Most interaction tools return a fresh snapshot so downstream reasoning models can see page changes without issuing another command.

Chrome Extension

Popup (popup.html) provides status, port selection, and connect/disconnect controls.
Service worker (service_worker.js) maintains the WebSocket connection, injects lightweight DOM helpers, and mirrors Kuskus’s JSON message format.
Actions run inside the user’s tab via chrome.scripting.executeScript, ensuring they inherit the real browser fingerprint.

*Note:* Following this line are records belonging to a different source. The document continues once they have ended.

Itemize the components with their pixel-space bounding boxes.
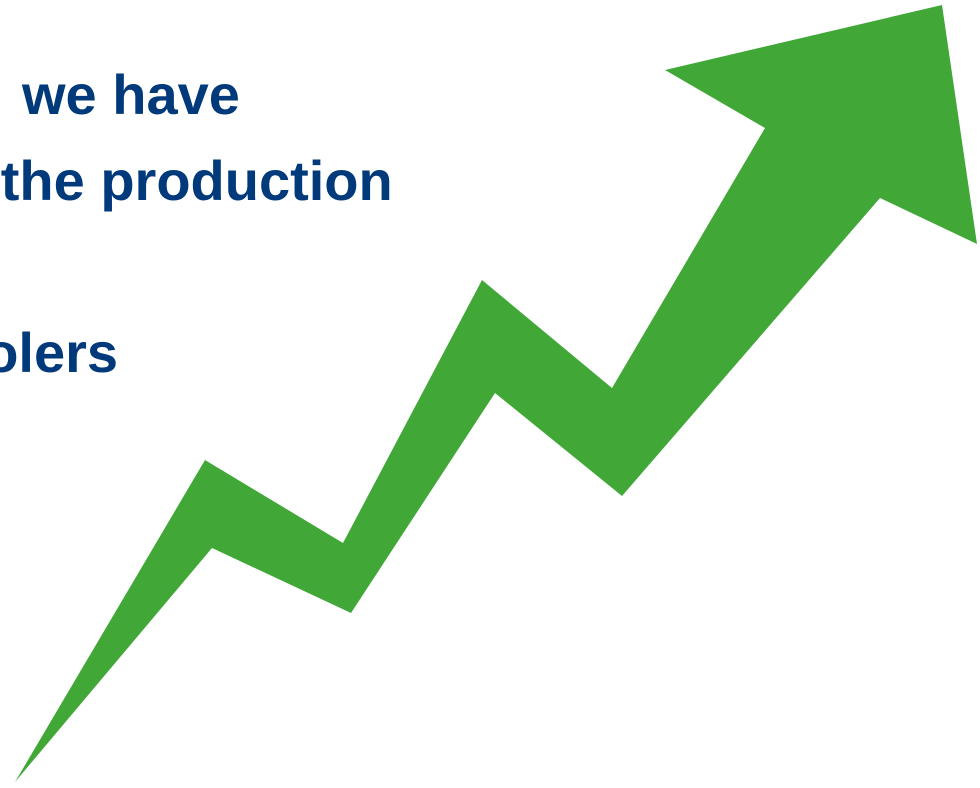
text-line-1: we have bbox=[22, 63, 240, 126]
arrow-shape bbox=[15, 5, 977, 782]
text-line-4: oolers bbox=[0, 321, 119, 384]
text-line-2: d the production bbox=[0, 149, 393, 212]
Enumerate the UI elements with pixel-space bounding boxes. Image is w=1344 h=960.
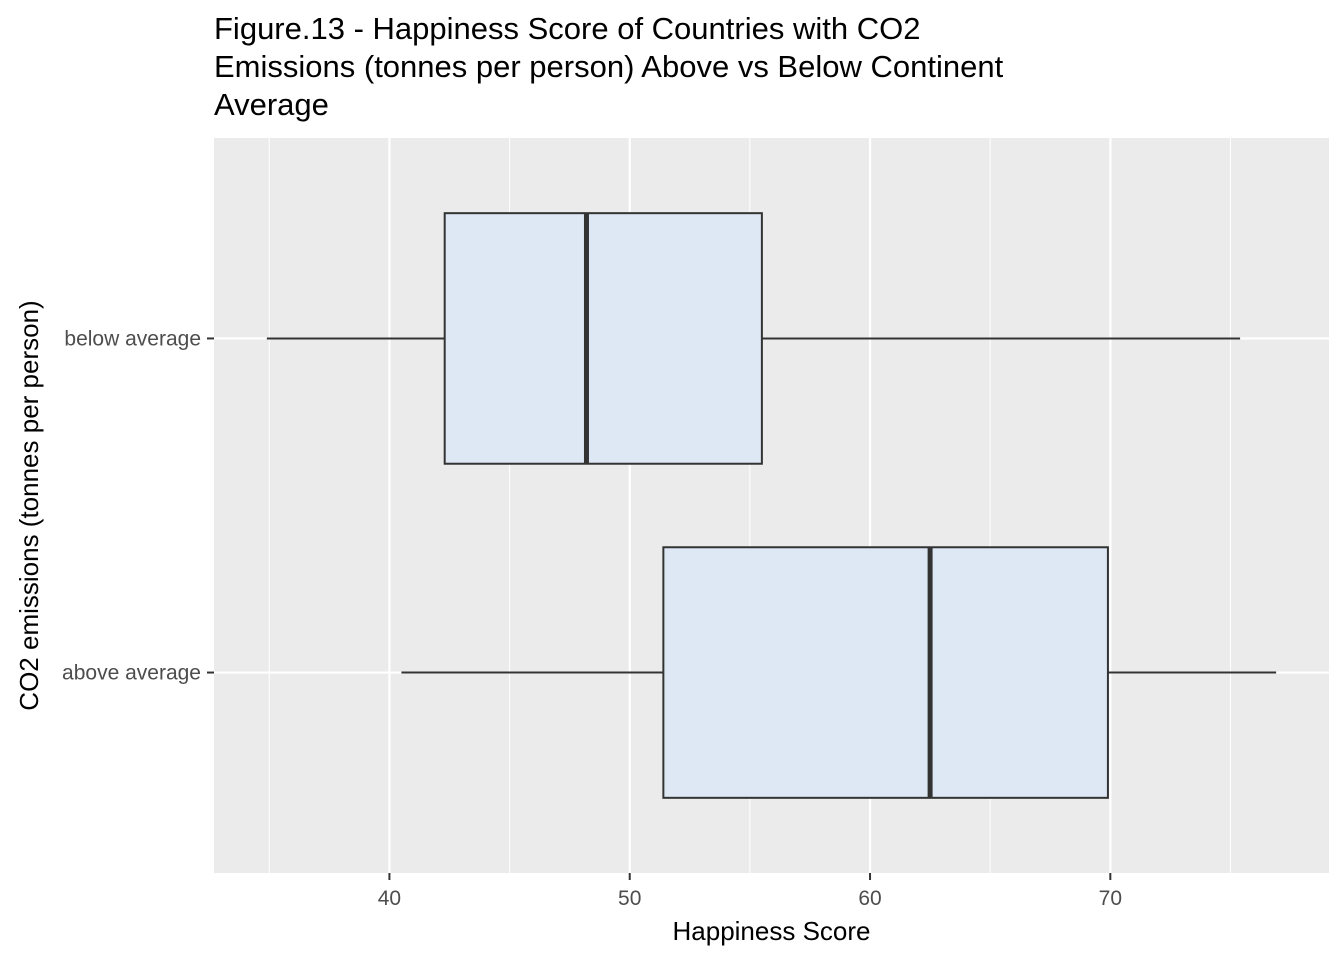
x-axis: 40 50 60 70 [378, 873, 1122, 910]
chart-title-line-2: Emissions (tonnes per person) Above vs B… [214, 49, 1004, 84]
x-tick-label: 60 [858, 887, 881, 910]
box-above-average [401, 546, 1277, 799]
y-tick-label: below average [64, 327, 201, 350]
chart-title-line-3: Average [214, 87, 329, 122]
box-series [266, 212, 1277, 799]
box-below-average [266, 212, 1241, 465]
x-tick-label: 40 [378, 887, 401, 910]
x-axis-title: Happiness Score [673, 916, 871, 946]
y-axis-title: CO2 emissions (tonnes per person) [14, 300, 44, 710]
chart-title-line-1: Figure.13 - Happiness Score of Countries… [214, 11, 921, 46]
y-tick-label: above average [62, 662, 201, 685]
iqr-box [443, 212, 763, 465]
iqr-box [662, 546, 1109, 799]
y-axis: above average below average [62, 327, 214, 685]
x-tick-label: 50 [618, 887, 641, 910]
x-tick-label: 70 [1099, 887, 1122, 910]
chart-title: Figure.13 - Happiness Score of Countries… [214, 10, 1214, 124]
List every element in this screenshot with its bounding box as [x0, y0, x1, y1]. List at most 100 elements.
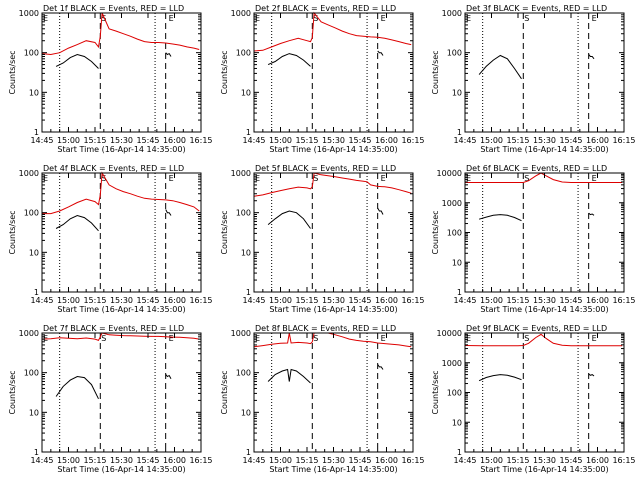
x-tick-label: 15:00 — [480, 296, 503, 305]
x-tick-label: 16:15 — [189, 296, 212, 305]
chart-title: Det 7f BLACK = Events, RED = LLD — [43, 324, 184, 333]
y-tick-label: 10 — [452, 88, 462, 97]
event-marker-label: E — [592, 14, 597, 23]
series-line-events — [588, 54, 595, 60]
y-tick-label: 10 — [241, 88, 251, 97]
series-line-events — [267, 53, 311, 67]
x-tick-label: 16:00 — [375, 456, 398, 465]
x-tick-label: 15:45 — [136, 136, 159, 145]
y-axis-label: Counts/sec — [8, 210, 17, 254]
event-marker-label: S — [101, 174, 106, 183]
x-axis-label: Start Time (16-Apr-14 14:35:00) — [57, 465, 185, 474]
series-line-lld — [253, 332, 412, 348]
plot-frame — [464, 332, 625, 453]
series-line-events — [165, 52, 172, 57]
series-line-lld — [253, 11, 412, 52]
series-line-lld — [42, 171, 200, 215]
chart-title: Det 1f BLACK = Events, RED = LLD — [43, 4, 184, 13]
series-line-events — [267, 210, 311, 229]
x-tick-label: 16:00 — [163, 456, 186, 465]
event-marker-label: E — [381, 14, 386, 23]
x-tick-label: 15:15 — [295, 456, 318, 465]
plot-frame — [464, 12, 625, 133]
y-tick-label: 10000 — [437, 329, 462, 338]
x-tick-label: 15:15 — [506, 456, 529, 465]
y-tick-label: 100 — [447, 49, 462, 58]
y-tick-label: 1 — [457, 448, 462, 457]
x-tick-label: 15:30 — [533, 456, 556, 465]
x-tick-label: 16:15 — [401, 456, 424, 465]
y-tick-label: 100 — [236, 209, 251, 218]
y-tick-label: 1000 — [442, 9, 462, 18]
x-tick-label: 16:00 — [163, 136, 186, 145]
x-tick-label: 14:45 — [453, 136, 476, 145]
x-axis-label: Start Time (16-Apr-14 14:35:00) — [57, 145, 185, 154]
event-marker-label: S — [524, 14, 529, 23]
x-tick-label: 15:45 — [348, 296, 371, 305]
event-marker-label: S — [101, 14, 106, 23]
y-tick-label: 10 — [452, 258, 462, 267]
x-tick-label: 15:15 — [83, 456, 106, 465]
y-tick-label: 1 — [457, 128, 462, 137]
x-tick-label: 14:45 — [242, 456, 265, 465]
x-tick-label: 15:00 — [57, 456, 80, 465]
plot-frame — [253, 332, 414, 453]
y-tick-label: 1000 — [19, 169, 39, 178]
y-tick-label: 1 — [246, 288, 251, 297]
y-tick-label: 10 — [452, 418, 462, 427]
x-tick-label: 14:45 — [453, 456, 476, 465]
x-tick-label: 15:15 — [83, 136, 106, 145]
y-tick-label: 1 — [246, 128, 251, 137]
x-tick-label: 14:45 — [242, 136, 265, 145]
chart-title: Det 3f BLACK = Events, RED = LLD — [466, 4, 607, 13]
series-line-events — [377, 207, 384, 215]
series-line-events — [478, 374, 522, 382]
y-tick-label: 1000 — [442, 359, 462, 368]
y-axis-label: Counts/sec — [220, 210, 229, 254]
y-tick-label: 10 — [241, 248, 251, 257]
x-tick-label: 15:15 — [506, 296, 529, 305]
series-line-events — [478, 54, 522, 80]
series-line-events — [165, 209, 172, 216]
y-tick-label: 10 — [29, 88, 39, 97]
x-tick-label: 15:45 — [559, 296, 582, 305]
event-marker-label: E — [255, 14, 260, 23]
y-axis-label: Counts/sec — [431, 210, 440, 254]
y-axis-label: Counts/sec — [220, 370, 229, 414]
x-axis-label: Start Time (16-Apr-14 14:35:00) — [480, 305, 608, 314]
x-tick-label: 15:00 — [269, 456, 292, 465]
event-marker-label: S — [524, 174, 529, 183]
series-line-events — [267, 368, 311, 384]
y-axis-label: Counts/sec — [8, 50, 17, 94]
event-marker-label: E — [169, 334, 174, 343]
x-tick-label: 14:45 — [30, 296, 53, 305]
y-tick-label: 10 — [241, 408, 251, 417]
event-marker-label: E — [169, 174, 174, 183]
y-tick-label: 100 — [24, 209, 39, 218]
x-tick-label: 14:45 — [30, 456, 53, 465]
y-tick-label: 10 — [29, 248, 39, 257]
y-tick-label: 1 — [34, 448, 39, 457]
x-tick-label: 15:45 — [136, 456, 159, 465]
y-axis-label: Counts/sec — [8, 370, 17, 414]
y-tick-label: 100 — [24, 49, 39, 58]
event-marker-label: E — [592, 174, 597, 183]
series-line-events — [377, 364, 384, 370]
y-axis-label: Counts/sec — [220, 50, 229, 94]
event-marker-label: E — [255, 174, 260, 183]
series-line-lld — [41, 332, 200, 342]
x-tick-label: 15:00 — [269, 296, 292, 305]
y-axis-label: Counts/sec — [431, 370, 440, 414]
x-tick-label: 15:15 — [83, 296, 106, 305]
y-tick-label: 1 — [34, 128, 39, 137]
event-marker-label: E — [43, 14, 48, 23]
plot-frame — [41, 12, 202, 133]
event-marker-label: E — [466, 174, 471, 183]
x-axis-label: Start Time (16-Apr-14 14:35:00) — [57, 305, 185, 314]
x-tick-label: 15:15 — [506, 136, 529, 145]
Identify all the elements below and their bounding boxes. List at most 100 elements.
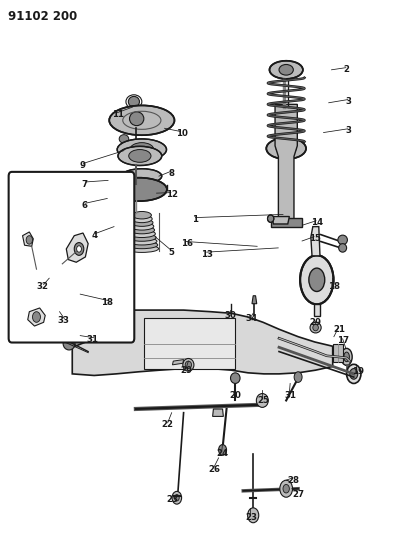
Ellipse shape [74,243,84,255]
Ellipse shape [183,359,194,371]
Text: 2: 2 [344,66,350,74]
Text: 15: 15 [309,235,321,244]
Polygon shape [314,304,320,316]
Ellipse shape [122,168,162,183]
Text: 12: 12 [166,190,178,199]
Ellipse shape [347,365,361,383]
Ellipse shape [131,219,153,227]
Text: 21: 21 [334,325,346,334]
Text: 26: 26 [209,465,221,474]
Text: 19: 19 [352,367,364,376]
Text: 7: 7 [81,180,87,189]
Text: 10: 10 [176,129,188,138]
Polygon shape [333,344,343,362]
Polygon shape [275,104,297,223]
Polygon shape [28,308,45,326]
Text: 27: 27 [292,489,304,498]
Ellipse shape [294,372,302,382]
Ellipse shape [77,246,81,252]
Text: 30: 30 [225,311,237,320]
Ellipse shape [129,227,154,234]
Ellipse shape [126,241,158,249]
Text: 3: 3 [346,126,352,135]
Text: 31: 31 [87,335,99,344]
Ellipse shape [128,230,155,238]
Polygon shape [271,217,302,227]
Text: 24: 24 [217,449,229,458]
Text: 31: 31 [284,391,296,400]
Ellipse shape [109,106,174,135]
Ellipse shape [341,349,352,366]
Ellipse shape [130,112,144,126]
Ellipse shape [219,445,227,455]
Ellipse shape [248,508,259,523]
Ellipse shape [128,96,140,107]
Text: 29: 29 [181,366,193,375]
Ellipse shape [174,495,179,501]
Ellipse shape [279,64,293,75]
Ellipse shape [266,138,306,159]
FancyBboxPatch shape [9,172,134,343]
Polygon shape [72,305,333,375]
Text: 18: 18 [101,298,113,307]
Text: 28: 28 [287,476,299,484]
Text: 22: 22 [161,421,173,430]
Ellipse shape [280,480,292,497]
Ellipse shape [185,361,192,368]
Bar [144,318,235,368]
Ellipse shape [344,352,350,362]
Text: 23: 23 [245,513,257,522]
Ellipse shape [172,491,182,504]
Polygon shape [272,216,289,224]
Ellipse shape [132,212,151,219]
Polygon shape [252,296,257,304]
Ellipse shape [117,139,166,160]
Ellipse shape [269,61,303,79]
Ellipse shape [257,393,268,407]
Text: 5: 5 [169,248,175,257]
Ellipse shape [267,215,274,222]
Ellipse shape [119,135,129,143]
Ellipse shape [313,325,318,331]
Text: 4: 4 [91,231,97,240]
Text: 11: 11 [112,110,124,119]
Polygon shape [311,227,320,256]
Ellipse shape [128,234,156,241]
Text: 17: 17 [338,336,350,345]
Ellipse shape [338,235,348,245]
Ellipse shape [283,484,289,493]
Text: 14: 14 [311,219,323,228]
Ellipse shape [130,223,154,230]
Ellipse shape [26,236,32,244]
Ellipse shape [309,268,325,292]
Text: 13: 13 [201,250,213,259]
Text: 20: 20 [229,391,241,400]
Ellipse shape [310,322,321,333]
Text: 9: 9 [79,161,85,170]
Text: 33: 33 [57,316,69,325]
Text: 18: 18 [328,282,340,291]
Ellipse shape [111,177,167,201]
Ellipse shape [132,215,152,223]
Polygon shape [66,233,88,262]
Text: 6: 6 [81,201,87,210]
Ellipse shape [300,255,334,304]
Ellipse shape [276,142,296,155]
Polygon shape [23,232,33,246]
Polygon shape [213,409,223,416]
Text: 32: 32 [36,282,48,291]
Ellipse shape [127,238,157,245]
Ellipse shape [125,245,158,253]
Ellipse shape [63,337,75,350]
Text: 25: 25 [257,396,269,405]
Ellipse shape [350,368,358,379]
Text: 3: 3 [346,97,352,106]
Text: 16: 16 [181,239,193,248]
Ellipse shape [129,150,151,163]
Text: 23: 23 [166,495,178,504]
Ellipse shape [130,143,154,157]
Text: 8: 8 [169,169,175,178]
Ellipse shape [118,147,162,165]
Text: 91102 200: 91102 200 [8,10,77,23]
Ellipse shape [32,312,40,322]
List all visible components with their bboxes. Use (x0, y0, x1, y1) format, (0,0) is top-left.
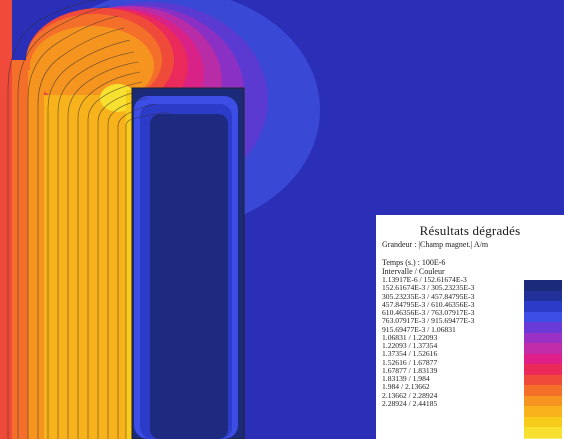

If you switch to another Chrome tab, click “Connect” again to update the active target.

Configuration

Use environment variables to tweak the runtime:

| Variable | Default | Purpose | |----------|---------|---------| | OPENAI_API_KEY | — | Required for the run CLI command (LLM agent) | | KUSKUS_MODEL | gpt-4o-mini | Override the OpenAI model used by the agent | | KUSKUS_WS_PORT | 58338 | WebSocket port used by the extension and server | | KUSKUS_TOOL_TIMEOUT | 30000 | Timeout for extension responses | | KUSKUS_DEBUG | false | Enable verbose server logging | | KUSKUS_CHROME_PATH | — | Provide a custom Chrome/Chromium binary path (skips auto detection) | | KUSKUS_SKIP_LAUNCH | false | Set to true to attach to an already-running browser/extension | | KUSKUS_CDP_PORT | 9222 | Remote debugging port used when launching Chrome | | KUSKUS_PROFILE_DIR | ~/.local/kuskus/profile | Custom user-data dir for the auto-launched browser | | KUSKUS_DATA_DIR | ~/.local/kuskus | Base directory for downloaded binaries and state | | KUSKUS_BIN_DIR | ~/.local/bin (Unix) / %LOCALAPPDATA%\kuskus\bin (Windows) | Directory that receives the helper symlink/executable | | KUSKUS_EXTENSION_DIR | <repo>/extension | Directory that will be loaded via --load-extension |

The CLI reads .env automatically if present (via Node’s standard process.env). If you change the WebSocket port while auto-launch is enabled, also update the extension (via the popup) or run with KUSKUS_SKIP_LAUNCH=true and connect manually.

Integration Examples

Claude Desktop

{
  "mcpServers": {
    "kuskus": {
      "command": "mcp-server-kuskus"
    }
  }
}

Cursor

{
  "mcpServers": {
    "kuskus": {
      "command": "npx",
      "args": ["@porcupine/kuskus"]
    }
  }
}

Because the server uses stdio, no ports need to be exposed to the MCP host. Only the extension speaks over ws://127.0.0.1:{port}.

Project Structure

kuskus/
├── bin/
│   └── mcp.js               # CLI bootstrap (delegates to src/index.js)
├── src/
│   ├── config.js            # App + runtime configuration
│   ├── context.js           # WebSocket request/response broker
│   ├── server.js            # MCP server factory
│   ├── ws.js                # WebSocket server utilities
│   ├── tools/               # Tool schemas + handlers
│   ├── utils/               # Logging, port helpers, snapshot builder
│   └── resources/           # Resource helpers (placeholder for future)
├── extension/
│   ├── manifest.json
│   ├── popup.html / popup.js
│   └── service_worker.js
├── SPEC.md                  # High-level specification & roadmap
└── package.json

Roadmap

Expand the toolset to include scrolling, JavaScript evaluation, and richer resources.
Stream artifacts (screenshots, DOM dumps) as MCP resources rather than inline tool results.
Investigate porting additional Kuskus monorepo utilities (e.g., messaging helpers) to tighten parity with upstream.

Contributions and bug reports are welcome. If you plan to extend the extension or add new tools, update SPEC.md with the planned behavior so host integrations stay predictable.